Can you predict what will happen with np.count_nonzero?

np.count_nonzero(bigger_compared)
14

You can probably see that np.count_nonzero is counting the number of True values in any position in the array.

Operations on axes

What if we want to see how many True values there are in each column?

To do this, we need the axis keyword to np.count_nonzero, like this:

np.count_nonzero(bigger_compared, axis=0)
array([6, 3, 5])

You will see that we have one value per column, where each value is the count of True values in that column.

Why axis=0?

The array has two dimensions, and therefore, two axes. The first axis is the rows, the second axis is the columns.

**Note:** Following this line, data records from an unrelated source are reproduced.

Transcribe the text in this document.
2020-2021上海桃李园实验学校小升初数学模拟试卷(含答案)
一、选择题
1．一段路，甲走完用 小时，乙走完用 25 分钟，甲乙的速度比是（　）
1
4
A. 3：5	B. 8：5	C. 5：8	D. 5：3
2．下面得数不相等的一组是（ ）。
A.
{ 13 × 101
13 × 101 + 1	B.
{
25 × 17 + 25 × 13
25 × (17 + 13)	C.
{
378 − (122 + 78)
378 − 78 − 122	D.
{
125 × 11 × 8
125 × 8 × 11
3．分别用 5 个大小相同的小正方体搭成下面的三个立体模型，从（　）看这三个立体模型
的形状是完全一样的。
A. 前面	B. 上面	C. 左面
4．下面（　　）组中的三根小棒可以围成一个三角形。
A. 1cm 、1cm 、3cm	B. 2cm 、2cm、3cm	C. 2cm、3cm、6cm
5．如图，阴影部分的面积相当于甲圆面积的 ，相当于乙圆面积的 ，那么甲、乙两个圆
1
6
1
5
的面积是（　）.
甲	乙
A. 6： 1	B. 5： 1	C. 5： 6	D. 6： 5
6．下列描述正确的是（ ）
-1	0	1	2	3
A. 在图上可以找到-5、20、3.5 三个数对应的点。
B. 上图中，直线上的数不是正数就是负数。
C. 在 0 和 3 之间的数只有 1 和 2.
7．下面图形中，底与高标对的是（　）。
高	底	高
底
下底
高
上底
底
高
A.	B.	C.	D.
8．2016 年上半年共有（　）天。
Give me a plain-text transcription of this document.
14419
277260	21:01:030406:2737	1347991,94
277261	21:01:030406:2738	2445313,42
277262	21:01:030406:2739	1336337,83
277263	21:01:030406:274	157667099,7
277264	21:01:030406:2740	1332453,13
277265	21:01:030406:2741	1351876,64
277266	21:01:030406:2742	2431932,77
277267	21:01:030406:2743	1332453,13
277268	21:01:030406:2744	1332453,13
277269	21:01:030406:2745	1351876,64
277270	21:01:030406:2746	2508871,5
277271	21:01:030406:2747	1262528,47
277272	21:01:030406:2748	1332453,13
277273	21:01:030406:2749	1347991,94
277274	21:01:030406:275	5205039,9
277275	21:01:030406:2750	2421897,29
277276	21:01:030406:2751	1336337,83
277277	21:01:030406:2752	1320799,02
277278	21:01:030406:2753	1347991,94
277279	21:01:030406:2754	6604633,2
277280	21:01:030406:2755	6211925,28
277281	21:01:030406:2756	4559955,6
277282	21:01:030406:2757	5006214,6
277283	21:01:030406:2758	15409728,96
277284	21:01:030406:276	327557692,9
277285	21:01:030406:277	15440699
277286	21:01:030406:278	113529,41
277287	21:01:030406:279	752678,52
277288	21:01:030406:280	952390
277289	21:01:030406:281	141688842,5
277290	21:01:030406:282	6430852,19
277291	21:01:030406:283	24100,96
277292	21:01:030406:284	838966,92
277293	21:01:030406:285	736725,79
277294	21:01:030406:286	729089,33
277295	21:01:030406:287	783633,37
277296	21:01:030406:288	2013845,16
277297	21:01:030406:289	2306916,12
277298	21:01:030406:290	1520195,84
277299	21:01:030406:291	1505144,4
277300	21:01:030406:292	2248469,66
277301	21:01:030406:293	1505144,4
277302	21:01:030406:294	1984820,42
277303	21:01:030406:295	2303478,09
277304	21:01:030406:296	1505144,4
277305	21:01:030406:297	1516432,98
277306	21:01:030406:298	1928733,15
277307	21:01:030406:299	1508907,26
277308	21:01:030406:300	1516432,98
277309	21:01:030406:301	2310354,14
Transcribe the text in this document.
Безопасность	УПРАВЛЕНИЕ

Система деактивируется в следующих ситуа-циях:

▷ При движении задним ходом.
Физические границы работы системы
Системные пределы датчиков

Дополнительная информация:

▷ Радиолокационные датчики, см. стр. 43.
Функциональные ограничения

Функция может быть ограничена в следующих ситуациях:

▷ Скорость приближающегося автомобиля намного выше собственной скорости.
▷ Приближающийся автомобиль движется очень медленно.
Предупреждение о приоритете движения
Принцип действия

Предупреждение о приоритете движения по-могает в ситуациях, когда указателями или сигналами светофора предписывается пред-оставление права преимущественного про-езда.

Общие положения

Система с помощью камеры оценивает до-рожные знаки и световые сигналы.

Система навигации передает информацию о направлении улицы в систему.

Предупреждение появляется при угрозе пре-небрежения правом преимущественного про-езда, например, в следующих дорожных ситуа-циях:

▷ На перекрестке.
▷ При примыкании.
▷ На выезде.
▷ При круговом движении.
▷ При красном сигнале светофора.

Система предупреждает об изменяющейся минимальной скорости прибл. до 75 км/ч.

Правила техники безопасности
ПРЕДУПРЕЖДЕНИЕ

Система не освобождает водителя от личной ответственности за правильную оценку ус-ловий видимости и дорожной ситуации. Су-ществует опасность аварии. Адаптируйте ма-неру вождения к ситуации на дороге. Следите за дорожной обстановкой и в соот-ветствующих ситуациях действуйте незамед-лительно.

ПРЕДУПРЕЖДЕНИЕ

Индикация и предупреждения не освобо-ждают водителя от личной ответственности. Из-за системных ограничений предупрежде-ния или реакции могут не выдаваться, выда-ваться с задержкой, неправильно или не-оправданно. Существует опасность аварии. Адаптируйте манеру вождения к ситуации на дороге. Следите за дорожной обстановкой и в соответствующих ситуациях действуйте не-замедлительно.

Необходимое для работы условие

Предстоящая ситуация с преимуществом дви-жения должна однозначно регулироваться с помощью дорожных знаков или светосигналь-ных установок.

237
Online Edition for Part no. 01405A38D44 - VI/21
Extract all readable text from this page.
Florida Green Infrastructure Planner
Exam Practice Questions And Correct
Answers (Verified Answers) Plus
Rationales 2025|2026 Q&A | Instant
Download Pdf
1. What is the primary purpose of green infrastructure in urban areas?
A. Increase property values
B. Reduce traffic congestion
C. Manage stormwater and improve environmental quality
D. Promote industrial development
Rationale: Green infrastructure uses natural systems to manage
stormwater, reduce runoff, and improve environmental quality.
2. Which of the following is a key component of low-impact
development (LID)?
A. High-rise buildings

Why 0? Python thinks of sequences as starting at position 0. The element at position 0 is the first element in the sequence. Thus, axis=0 means the first axis.

Now imagine looking down the first axis in our array. The first axis is the rows, so we are looking down the rows. First you see the first element in the first row, then you see the first element in the second row, and so on. So, if we are doing a count of not-0 elements over the first axis (rows), we do this:

  • count the number of not-0 element going down the first element in the row, then
  • count the number of not-0 element going down the second element in the row, then
  • count the number of not-0 element going down the third element in the row.

The result is three values, one for each element in the row.

np.count_nonzero(bigger_compared, axis=0)
array([6, 3, 5])

Because of the reasoning above, these the counts for each column (there are 3 columns).

What if we want the counts for each row?

np.count_nonzero(bigger_compared, axis=1)
array([1, 2, 2, 2, 1, 1, 1, 2, 1, 1])

axis=1 asks for the count over the second axis. If we look over the second axis, we look over the first element in the first row, then the second element in the first row, then the third element in the first row. So, counting over axis=1, gives the counts for each row. We get one count for each row, so 10 counts.